章隆海緩聲說道:“肖先生所謂的承認,不過是承認他的確將這一筆資金從項目資金中撤出,而至於轉移到哪個下線,傑瑞先生的官方回覆是私人賬戶,那麼——”
他眸光尖銳陰鷙,蒼老的手指擡起來指了指那份文件,“如果相同數額的資金再從私人賬戶中轉移,回到公司另一筆項目投資當中,那麼這個私人賬戶,便是起到週轉的作用,是也不是?”
周圍的人譁然一聲,沒想到會有這樣的轉折。
肖墨寒靜靜凝視着章隆海的側面,修長的手指緩緩攥緊,聽着下文。
法官們在一起竊竊私語,讓人將賬目清單和簽署文件一起拿下去核實,表情相當嚴肅:“我提醒這位證人一次,這裏是法庭,如果作證有假,是同樣會受到法律制裁的。”
章隆海並不說話,只是眯起了眼睛。
當年跟着肖墨寒的父親在商場上東征西討的時候,這些人,都還不知道在哪裏呢。
傑瑞的手段的確高明,既然無法捅破,那麼索性就按照同樣的方法做一次最逼真的造假。
原告席上一個人站起來,鐵青着臉色切齒道:“假的……這些事情絕對是假的。如果他想要先啓動另一個項目,爲什麼不撥款而是進行項目資金轉移?。又爲什麼用私人賬戶?這是私吞……MrZhang,這怎麼說得通。”
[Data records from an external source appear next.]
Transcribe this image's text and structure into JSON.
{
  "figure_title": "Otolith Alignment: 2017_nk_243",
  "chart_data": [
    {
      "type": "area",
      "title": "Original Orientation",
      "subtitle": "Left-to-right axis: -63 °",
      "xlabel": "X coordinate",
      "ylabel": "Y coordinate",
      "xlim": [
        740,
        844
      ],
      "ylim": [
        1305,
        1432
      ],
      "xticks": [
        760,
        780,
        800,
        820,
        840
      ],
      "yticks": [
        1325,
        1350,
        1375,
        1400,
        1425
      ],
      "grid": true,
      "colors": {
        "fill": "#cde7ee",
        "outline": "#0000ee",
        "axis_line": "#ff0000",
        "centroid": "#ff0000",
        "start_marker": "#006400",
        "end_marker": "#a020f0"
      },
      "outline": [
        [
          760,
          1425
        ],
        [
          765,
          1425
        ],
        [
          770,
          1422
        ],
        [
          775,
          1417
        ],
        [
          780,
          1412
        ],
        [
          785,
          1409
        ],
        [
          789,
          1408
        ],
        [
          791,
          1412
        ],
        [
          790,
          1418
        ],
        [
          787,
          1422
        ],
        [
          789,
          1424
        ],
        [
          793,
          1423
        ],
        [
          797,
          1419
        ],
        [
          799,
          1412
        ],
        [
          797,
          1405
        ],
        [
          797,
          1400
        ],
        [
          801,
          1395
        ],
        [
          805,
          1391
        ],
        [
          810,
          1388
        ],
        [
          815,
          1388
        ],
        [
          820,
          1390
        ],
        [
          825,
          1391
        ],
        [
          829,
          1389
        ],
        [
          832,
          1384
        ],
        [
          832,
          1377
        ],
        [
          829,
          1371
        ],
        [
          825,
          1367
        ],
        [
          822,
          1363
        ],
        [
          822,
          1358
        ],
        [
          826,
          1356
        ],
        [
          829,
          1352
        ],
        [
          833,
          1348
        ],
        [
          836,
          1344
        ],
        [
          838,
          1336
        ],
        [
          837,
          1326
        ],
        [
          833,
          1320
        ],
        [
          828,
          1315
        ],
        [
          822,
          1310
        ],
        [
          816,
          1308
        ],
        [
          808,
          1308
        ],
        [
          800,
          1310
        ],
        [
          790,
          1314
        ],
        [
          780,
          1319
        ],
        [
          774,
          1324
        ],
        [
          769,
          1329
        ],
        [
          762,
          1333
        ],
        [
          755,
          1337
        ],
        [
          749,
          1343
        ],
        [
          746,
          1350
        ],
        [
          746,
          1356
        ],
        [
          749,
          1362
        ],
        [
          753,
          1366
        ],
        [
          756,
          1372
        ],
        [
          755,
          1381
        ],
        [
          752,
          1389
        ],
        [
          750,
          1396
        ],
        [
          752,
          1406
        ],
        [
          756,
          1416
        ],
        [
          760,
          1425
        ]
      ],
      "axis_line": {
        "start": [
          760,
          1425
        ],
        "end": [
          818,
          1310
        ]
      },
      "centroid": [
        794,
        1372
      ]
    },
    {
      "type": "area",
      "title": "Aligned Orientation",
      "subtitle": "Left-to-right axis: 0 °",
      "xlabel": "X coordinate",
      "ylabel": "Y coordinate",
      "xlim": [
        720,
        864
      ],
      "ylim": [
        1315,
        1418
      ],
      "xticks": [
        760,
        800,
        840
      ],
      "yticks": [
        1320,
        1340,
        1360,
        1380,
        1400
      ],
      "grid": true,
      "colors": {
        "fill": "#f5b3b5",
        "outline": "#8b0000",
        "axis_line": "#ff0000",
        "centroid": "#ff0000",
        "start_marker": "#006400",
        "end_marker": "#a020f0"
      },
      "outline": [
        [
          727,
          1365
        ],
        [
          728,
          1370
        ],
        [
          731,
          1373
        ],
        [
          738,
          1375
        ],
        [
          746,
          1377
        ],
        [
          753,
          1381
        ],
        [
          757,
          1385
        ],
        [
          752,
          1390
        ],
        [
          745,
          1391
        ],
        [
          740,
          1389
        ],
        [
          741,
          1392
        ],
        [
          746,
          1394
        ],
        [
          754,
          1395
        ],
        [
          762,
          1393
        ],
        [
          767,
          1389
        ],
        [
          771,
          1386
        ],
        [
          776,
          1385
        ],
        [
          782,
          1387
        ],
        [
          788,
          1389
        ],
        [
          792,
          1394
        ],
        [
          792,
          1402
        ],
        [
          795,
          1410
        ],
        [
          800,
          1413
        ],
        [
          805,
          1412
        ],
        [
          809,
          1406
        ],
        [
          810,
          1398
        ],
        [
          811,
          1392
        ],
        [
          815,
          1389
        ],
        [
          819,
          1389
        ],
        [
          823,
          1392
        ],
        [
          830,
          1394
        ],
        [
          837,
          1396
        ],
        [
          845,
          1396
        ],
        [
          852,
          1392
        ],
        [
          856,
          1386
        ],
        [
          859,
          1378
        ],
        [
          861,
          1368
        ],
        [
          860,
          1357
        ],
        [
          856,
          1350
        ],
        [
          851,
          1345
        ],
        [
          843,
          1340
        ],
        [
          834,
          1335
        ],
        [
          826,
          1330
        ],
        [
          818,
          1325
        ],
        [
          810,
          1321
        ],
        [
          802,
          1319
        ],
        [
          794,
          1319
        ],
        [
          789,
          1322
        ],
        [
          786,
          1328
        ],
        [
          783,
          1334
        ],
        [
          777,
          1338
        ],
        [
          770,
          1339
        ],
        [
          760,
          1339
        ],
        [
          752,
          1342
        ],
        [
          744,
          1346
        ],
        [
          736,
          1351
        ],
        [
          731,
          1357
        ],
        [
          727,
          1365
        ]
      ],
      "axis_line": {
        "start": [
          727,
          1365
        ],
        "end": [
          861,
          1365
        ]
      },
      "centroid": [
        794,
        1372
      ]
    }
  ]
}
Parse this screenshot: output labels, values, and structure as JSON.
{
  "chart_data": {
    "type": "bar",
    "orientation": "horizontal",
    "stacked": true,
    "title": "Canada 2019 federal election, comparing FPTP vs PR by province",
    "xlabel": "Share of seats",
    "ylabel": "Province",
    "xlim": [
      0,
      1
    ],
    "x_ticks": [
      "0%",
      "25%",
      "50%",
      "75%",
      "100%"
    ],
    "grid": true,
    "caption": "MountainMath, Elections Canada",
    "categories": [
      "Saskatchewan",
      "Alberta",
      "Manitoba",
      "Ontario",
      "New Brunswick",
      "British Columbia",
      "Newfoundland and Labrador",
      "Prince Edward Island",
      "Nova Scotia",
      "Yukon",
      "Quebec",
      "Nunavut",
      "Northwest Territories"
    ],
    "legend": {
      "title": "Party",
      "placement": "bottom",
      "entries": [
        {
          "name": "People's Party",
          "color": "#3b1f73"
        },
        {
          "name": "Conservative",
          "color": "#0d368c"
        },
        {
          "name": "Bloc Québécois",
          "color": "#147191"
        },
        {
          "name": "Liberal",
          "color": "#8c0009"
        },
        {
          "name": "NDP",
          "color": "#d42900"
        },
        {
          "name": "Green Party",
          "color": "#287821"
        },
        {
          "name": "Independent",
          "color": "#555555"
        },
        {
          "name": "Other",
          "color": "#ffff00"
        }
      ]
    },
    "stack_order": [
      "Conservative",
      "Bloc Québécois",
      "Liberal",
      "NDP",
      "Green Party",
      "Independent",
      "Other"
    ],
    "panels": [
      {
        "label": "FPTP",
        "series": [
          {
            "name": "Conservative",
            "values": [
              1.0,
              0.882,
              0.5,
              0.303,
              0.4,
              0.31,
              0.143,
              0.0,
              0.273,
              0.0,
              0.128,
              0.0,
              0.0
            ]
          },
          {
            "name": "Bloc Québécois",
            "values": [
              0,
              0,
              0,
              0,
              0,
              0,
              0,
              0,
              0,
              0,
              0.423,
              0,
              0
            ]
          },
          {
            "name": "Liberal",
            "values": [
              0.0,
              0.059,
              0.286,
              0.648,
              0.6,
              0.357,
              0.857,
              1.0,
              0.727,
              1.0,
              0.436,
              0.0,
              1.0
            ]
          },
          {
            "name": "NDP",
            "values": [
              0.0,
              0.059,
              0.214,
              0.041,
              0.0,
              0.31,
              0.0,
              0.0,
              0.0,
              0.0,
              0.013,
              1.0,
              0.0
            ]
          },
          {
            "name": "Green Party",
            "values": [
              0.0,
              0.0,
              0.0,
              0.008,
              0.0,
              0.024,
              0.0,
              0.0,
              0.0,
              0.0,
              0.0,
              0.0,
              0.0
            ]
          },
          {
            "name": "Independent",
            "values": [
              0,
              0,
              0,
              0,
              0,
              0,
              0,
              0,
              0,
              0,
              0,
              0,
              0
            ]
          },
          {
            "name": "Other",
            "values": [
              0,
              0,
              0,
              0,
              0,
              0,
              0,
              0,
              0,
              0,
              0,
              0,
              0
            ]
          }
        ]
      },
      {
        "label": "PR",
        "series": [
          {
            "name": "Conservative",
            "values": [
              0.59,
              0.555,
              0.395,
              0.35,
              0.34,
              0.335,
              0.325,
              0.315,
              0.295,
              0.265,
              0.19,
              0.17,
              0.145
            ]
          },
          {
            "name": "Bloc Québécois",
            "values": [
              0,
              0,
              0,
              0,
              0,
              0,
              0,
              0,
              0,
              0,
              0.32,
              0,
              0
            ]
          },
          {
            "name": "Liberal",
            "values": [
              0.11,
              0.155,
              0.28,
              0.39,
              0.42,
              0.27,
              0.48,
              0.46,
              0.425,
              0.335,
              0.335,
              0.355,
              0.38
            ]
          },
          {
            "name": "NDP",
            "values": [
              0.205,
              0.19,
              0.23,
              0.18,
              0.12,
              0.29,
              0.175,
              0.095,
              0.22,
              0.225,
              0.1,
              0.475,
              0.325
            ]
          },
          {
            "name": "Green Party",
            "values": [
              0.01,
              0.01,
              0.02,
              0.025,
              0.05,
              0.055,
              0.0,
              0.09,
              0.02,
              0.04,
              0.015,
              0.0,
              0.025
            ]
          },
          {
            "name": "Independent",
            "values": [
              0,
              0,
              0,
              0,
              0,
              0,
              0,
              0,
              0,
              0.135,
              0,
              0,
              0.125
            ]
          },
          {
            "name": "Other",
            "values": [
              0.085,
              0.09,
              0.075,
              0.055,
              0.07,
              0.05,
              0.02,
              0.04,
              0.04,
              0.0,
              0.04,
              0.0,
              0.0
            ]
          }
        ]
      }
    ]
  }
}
章隆海冷冷瞥了那人一眼,緩聲道:“站在公司的角度來看,只要公司的錢不被人妄動一分一毫,那麼就算是沒有任何的損失。董事長做事自然有他的想法,難道轉個帳還要跟你商量不成?”說着眸子打量了他一下,繼續道,“你好像是他舅舅吧……他母親如果還在,看到你站在他對面親手拖着他下地獄,她會是什麼心情……”
“……”男人驟然漲紅了臉,攥緊了拳頭,劍拔弩張。
片刻之後,執行人員拿着賬目清單走了回來。
法官靜靜聽着他的證詞驗證報告,這一切的印章合同都是真實的,毫無造假的成分。
——龐大的家族企業內部出現分歧,是最混亂最難辨的案子,如果沒有像上次抓捕傑瑞一樣切實的證據而是只有疑問,鬼才懶得理他們疑惑在哪裏?
此刻就算傑瑞在,也只能魚死網破地拼殺過去,兩敗俱傷,也討不到任何好處。
法官的臉鐵青下來,正襟危坐,面對着他們。
“本庭已經將所有的證據都記錄在案,在接下來的時間裏將會一一進行確鑿查證,在下一次開庭,會宣佈審判結果。在此期間,希望各位遵紀守法,不要再另生旁支……現在,庭審結束,肖先生,請靜候一審判決。而原告的幾位董事會控股方,因涉嫌私藏倒賣軍火牟取暴力的罪名,進行逮捕監禁——即刻執行。”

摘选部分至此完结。